Dynamics of mist emitted from Taylor cone with atmospheric corona discharge

Plasma-liquid interaction is a hot topic in the application of atmospheric-pressure plasma. Use of mist will be the efficient method for plasma-liquid interaction because of its large specific surface area. There are many methods to generate plasma with mist. Atmospheric corona discharge using Taylor cone as a liquid electrode is interesting method for that purpose. We have reported the characteristics of atmospheric negative corona discharge using Taylor cone as a liquid cathode$^{(1)}$. In this work, we focus the mist emission from the Taylor cone synchronously with corona current.

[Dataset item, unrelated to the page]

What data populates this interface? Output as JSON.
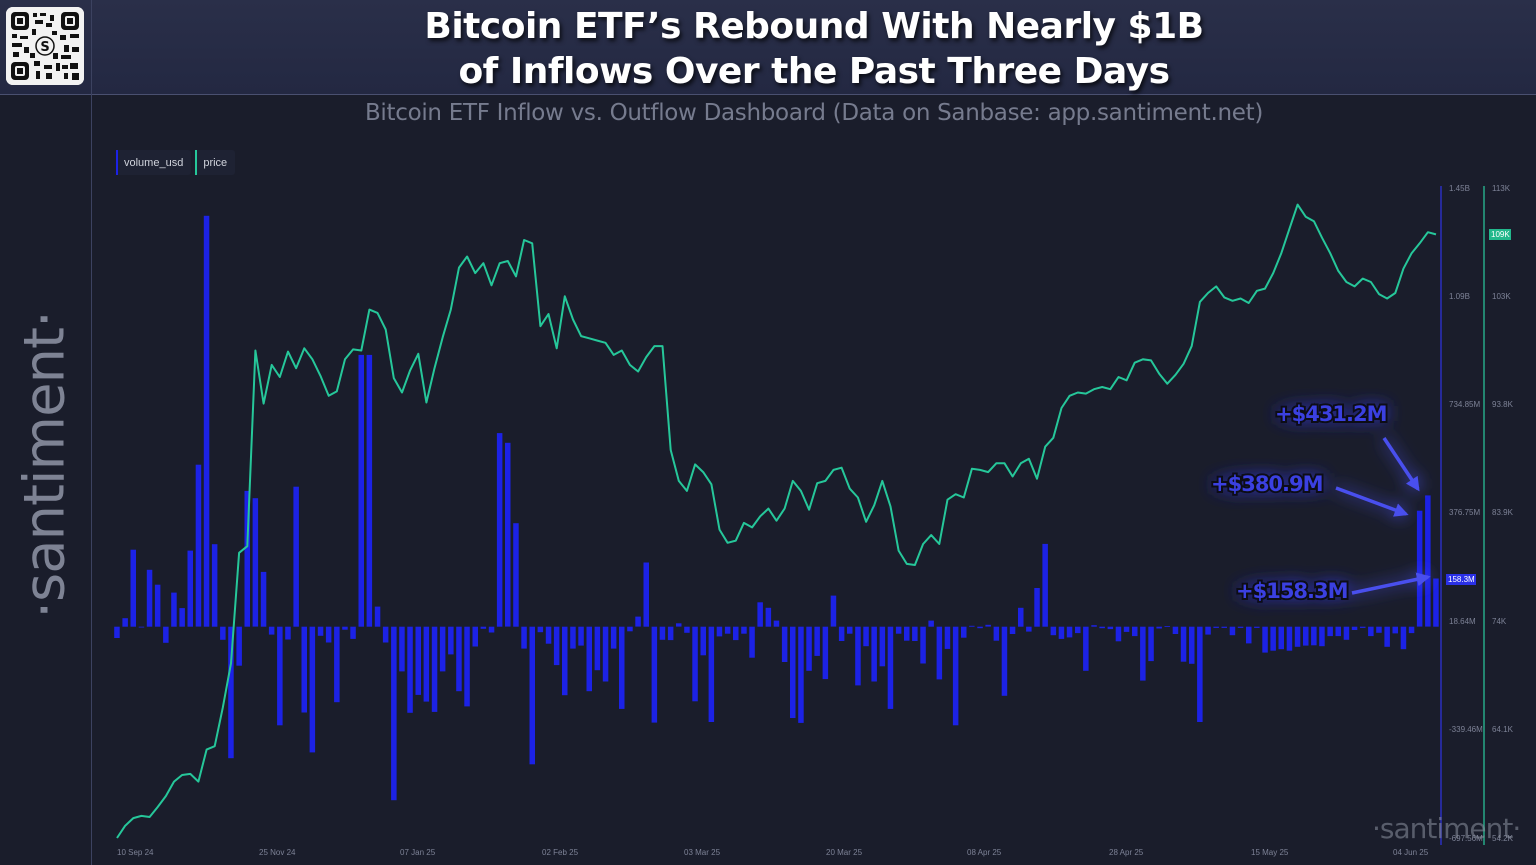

A micronozzle is filled with liquid, and a plate electrode is placed above the nozzle with 1cm gap. Sodium dodecyl sulfate is added in distilled water to control the surface tension. By applying a dc voltage between electrodes, a Taylor cone is formed on the micronozzle with Trichel pulse-like current. The vibration of tip of Taylor cone with roughly 20 kHz was observed by shadowgraph method with high speed camera. Synchronized with the vibration, droplets were emitted. Convection flow was observed in the Taylor cone. Mist dynamics were observed by Mie scattering. The velocity of charged droplet was approximately 10 m/s. (1) N. Shirai et al., Jpn. J. Appl. Phys. $\bf 53$ (2014) 026001.